Motion planning for autonomous vehicles typically pits high-fidelity nonlinear optimal control against faster but less accurate geometric methods. Now, researchers Matheus Wagner and Antônio Augusto Fröhlich from the Federal University of Santa Catarina demonstrate that optimization over Graphs of Convex Sets (GCS) can bridge this gap. Their approach divides free space into convex regions connected as a directed graph, handling nonconvex obstacles through discrete connectivity choices while keeping trajectory constraints convex within each region. Vehicle motion is modeled using Bézier curves for spatial paths and a polynomial time-scaling function, with a simplified dynamic bicycle model (small-slip, linear tires) that enforces dynamic feasibility through convex constraints on trajectory derivatives.

Tested on CommonRoad scenarios including static obstacle avoidance and lane changes, the GCS-based planner produced collision-free, dynamically consistent trajectories that closely matched those from a full nonlinear discrete-time optimal control solver.

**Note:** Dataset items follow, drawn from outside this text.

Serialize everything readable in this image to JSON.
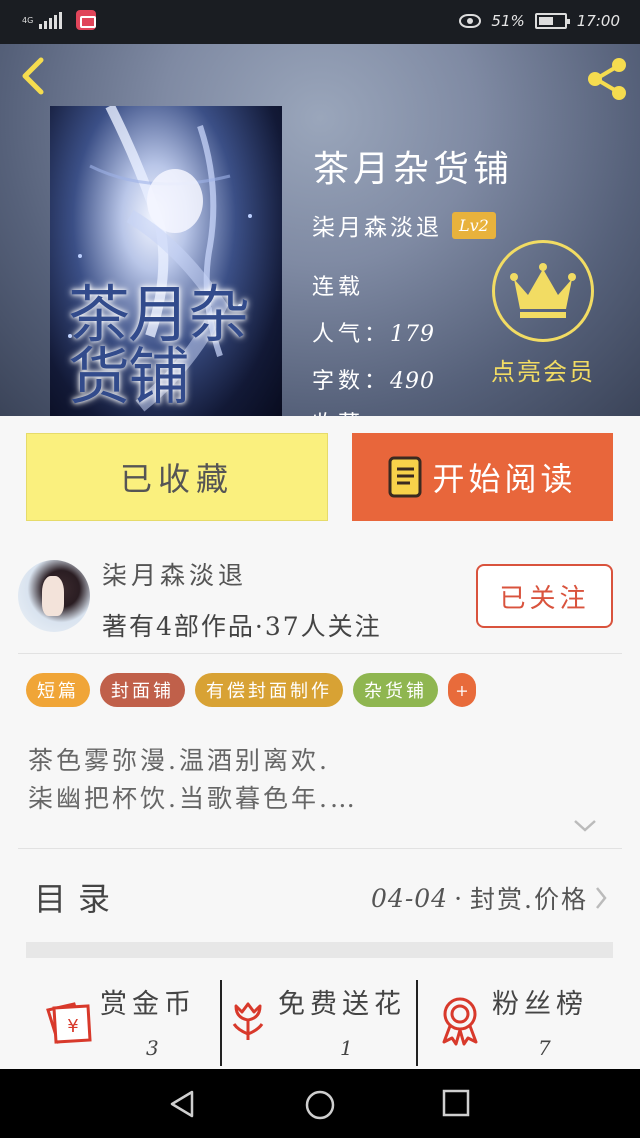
{
  "status_bar": {
    "network": "4G",
    "battery_percent": "51%",
    "time": "17:00"
  },
  "book": {
    "title": "茶月杂货铺",
    "cover_title": "茶月杂货铺",
    "author": "柒月森淡退",
    "level": "Lv2",
    "status": "连载",
    "popularity_label": "人气：",
    "popularity": "179",
    "word_count_label": "字数：",
    "word_count": "490",
    "favorites_label_partial": "收藏："
  },
  "vip": {
    "label": "点亮会员",
    "color": "#f2dc63"
  },
  "buttons": {
    "collected": "已收藏",
    "start_reading": "开始阅读",
    "follow": "已关注"
  },
  "author_info": {
    "name": "柒月森淡退",
    "works_summary": "著有4部作品·37人关注"
  },
  "tags": [
    {
      "label": "短篇",
      "color": "#f0a537"
    },
    {
      "label": "封面铺",
      "color": "#c0604a"
    },
    {
      "label": "有偿封面制作",
      "color": "#d8a234"
    },
    {
      "label": "杂货铺",
      "color": "#8fb650"
    }
  ],
  "more_tags_label": "+",
  "description": {
    "line1": "茶色雾弥漫.温酒别离欢.",
    "line2": "柒幽把杯饮.当歌暮色年.…"
  },
  "toc": {
    "label": "目录",
    "latest_date": "04-04",
    "latest_sep": "·",
    "latest_title": "封赏.价格"
  },
  "actions": [
    {
      "label": "赏金币",
      "count": "3",
      "icon": "red-envelope-icon"
    },
    {
      "label": "免费送花",
      "count": "1",
      "icon": "flower-icon"
    },
    {
      "label": "粉丝榜",
      "count": "7",
      "icon": "medal-icon"
    }
  ],
  "colors": {
    "accent_orange": "#e8663b",
    "collected_yellow": "#faf07e",
    "follow_red": "#d9533d",
    "icon_red": "#d8392b"
  }
}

Crucially, the GCS method showed significantly lower computational cost and was far less sensitive to initial guesses—a practical advantage for real-time deployment. The paper's findings suggest GCS offers a structured convex approximation that captures dominant geometric and dynamic effects, making it a promising alternative for real-world autonomous driving systems where speed and reliability are paramount.